HBO boss brushes off Heated Rivalry Emmys disqualification: proud to have season two
HBO boss Casey Bloys explains why Heated Rivalry is out of Emmy contention, as Series Mania spotlights Jacob Tierney’s workaround of U.S. streamer rules to preserve creative control.
HBO did what HBO always seems to do on Emmy morning: clean up. Under chair and CEO Casey Bloys, the network keeps cruising at the top of TV even as streamers torch cash and companies keep marrying and divorcing each other. The total this year: 122 nominations. That is a flex.
So... where was Heated Rivalry?
Here is the odd part. One of HBO's most-watched, most-chatted-about shows on the platform right now, the hockey drama 'Heated Rivalry', did not show up anywhere on the ballot. Not a single nomination. Not even a technical nod.

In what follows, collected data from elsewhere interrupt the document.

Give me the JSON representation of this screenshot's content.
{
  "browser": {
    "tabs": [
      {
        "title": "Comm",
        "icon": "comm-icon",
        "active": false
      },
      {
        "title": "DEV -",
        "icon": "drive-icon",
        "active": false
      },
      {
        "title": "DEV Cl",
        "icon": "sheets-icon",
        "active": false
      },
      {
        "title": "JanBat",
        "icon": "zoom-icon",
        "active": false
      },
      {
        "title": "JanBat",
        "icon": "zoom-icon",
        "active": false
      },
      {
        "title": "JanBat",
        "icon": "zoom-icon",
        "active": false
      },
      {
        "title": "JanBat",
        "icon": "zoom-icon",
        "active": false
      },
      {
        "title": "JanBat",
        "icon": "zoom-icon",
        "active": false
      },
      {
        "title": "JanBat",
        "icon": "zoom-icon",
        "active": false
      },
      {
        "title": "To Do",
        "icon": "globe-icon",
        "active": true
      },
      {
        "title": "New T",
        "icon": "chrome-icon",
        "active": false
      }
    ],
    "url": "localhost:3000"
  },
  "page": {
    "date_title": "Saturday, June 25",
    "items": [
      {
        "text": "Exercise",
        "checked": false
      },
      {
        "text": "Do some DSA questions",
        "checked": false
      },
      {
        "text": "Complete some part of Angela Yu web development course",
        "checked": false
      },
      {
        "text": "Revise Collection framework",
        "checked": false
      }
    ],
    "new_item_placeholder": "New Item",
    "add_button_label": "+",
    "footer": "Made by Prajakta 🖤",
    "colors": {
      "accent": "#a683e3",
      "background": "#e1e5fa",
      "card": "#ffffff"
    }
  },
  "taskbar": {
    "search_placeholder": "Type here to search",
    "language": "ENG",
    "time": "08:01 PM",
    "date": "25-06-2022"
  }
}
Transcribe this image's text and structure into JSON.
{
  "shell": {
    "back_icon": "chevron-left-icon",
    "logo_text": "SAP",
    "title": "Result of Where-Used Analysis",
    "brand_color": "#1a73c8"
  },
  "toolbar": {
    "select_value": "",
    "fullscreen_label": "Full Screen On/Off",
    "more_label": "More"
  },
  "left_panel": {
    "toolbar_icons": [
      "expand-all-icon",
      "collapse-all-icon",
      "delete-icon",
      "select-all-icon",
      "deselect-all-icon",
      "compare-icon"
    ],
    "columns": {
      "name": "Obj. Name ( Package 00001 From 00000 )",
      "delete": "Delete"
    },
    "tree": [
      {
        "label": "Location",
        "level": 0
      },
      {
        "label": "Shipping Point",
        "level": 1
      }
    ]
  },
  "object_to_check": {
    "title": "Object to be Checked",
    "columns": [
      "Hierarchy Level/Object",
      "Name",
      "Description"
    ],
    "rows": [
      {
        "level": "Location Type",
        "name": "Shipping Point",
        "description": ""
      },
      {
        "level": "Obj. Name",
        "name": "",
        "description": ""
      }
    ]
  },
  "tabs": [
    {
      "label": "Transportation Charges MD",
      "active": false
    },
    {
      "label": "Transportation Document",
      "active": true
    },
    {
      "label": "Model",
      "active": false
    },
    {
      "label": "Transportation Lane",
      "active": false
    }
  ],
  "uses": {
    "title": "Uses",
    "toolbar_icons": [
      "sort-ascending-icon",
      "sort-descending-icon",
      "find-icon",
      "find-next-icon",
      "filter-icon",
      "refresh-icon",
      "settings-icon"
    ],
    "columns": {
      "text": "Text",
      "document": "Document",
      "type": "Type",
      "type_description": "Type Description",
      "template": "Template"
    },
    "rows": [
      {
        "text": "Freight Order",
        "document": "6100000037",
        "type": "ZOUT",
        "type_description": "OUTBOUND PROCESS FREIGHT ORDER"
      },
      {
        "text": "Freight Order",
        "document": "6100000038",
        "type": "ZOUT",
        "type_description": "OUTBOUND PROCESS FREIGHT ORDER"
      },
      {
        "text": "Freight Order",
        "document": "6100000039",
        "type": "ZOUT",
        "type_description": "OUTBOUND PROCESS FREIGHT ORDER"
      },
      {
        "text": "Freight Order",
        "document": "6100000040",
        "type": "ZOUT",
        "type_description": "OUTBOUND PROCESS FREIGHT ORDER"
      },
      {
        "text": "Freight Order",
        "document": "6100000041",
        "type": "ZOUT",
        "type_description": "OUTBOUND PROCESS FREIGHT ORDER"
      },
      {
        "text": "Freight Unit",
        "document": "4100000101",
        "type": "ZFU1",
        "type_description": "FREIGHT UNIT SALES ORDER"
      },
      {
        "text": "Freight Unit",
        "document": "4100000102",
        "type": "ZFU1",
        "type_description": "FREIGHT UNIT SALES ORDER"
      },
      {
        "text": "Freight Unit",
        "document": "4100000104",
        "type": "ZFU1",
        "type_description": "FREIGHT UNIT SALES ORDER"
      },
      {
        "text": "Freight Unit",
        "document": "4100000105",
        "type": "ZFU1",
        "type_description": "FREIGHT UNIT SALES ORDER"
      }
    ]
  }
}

And no, that does not mean people suddenly stopped watching it.
The short version: the Emmys have rigid eligibility rules, and they are not built for splashy international pickups. 'Heated Rivalry' is a Canadian series HBO acquired, not a U.S. production HBO made. That distinction matters to the Television Academy, and it makes the show technically ineligible. A very Hollywood problem: massive hit on your service, but the awards gatekeepers say it does not count for them.
- HBO scored 122 Emmy nominations this year, continuing its dominance under Casey Bloys.
- 'Heated Rivalry' is one of HBO's buzziest, heavily streamed titles right now.
- It was completely absent from the nominations because the Emmys require entries to be U.S. productions.
- As a Canadian series that HBO acquired, 'Heated Rivalry' was ruled ineligible despite its popularity.
"I'm just proud to have season two. I mean, Emmys would be nice, but this is first and foremost a Canadian show. They're gearing up for production and I'm excited it will be on our platform," Casey Bloys told The Hollywood Reporter.
Translation: Bloys is not sweating the snub. He is happy the show is coming back, and happy it will keep streaming on HBO, even if the Emmy math says 'thanks, but no thanks.' It is one of those rulebook quirks that makes perfect sense if you live in awards bylaws, and almost none if you just, you know, watch TV.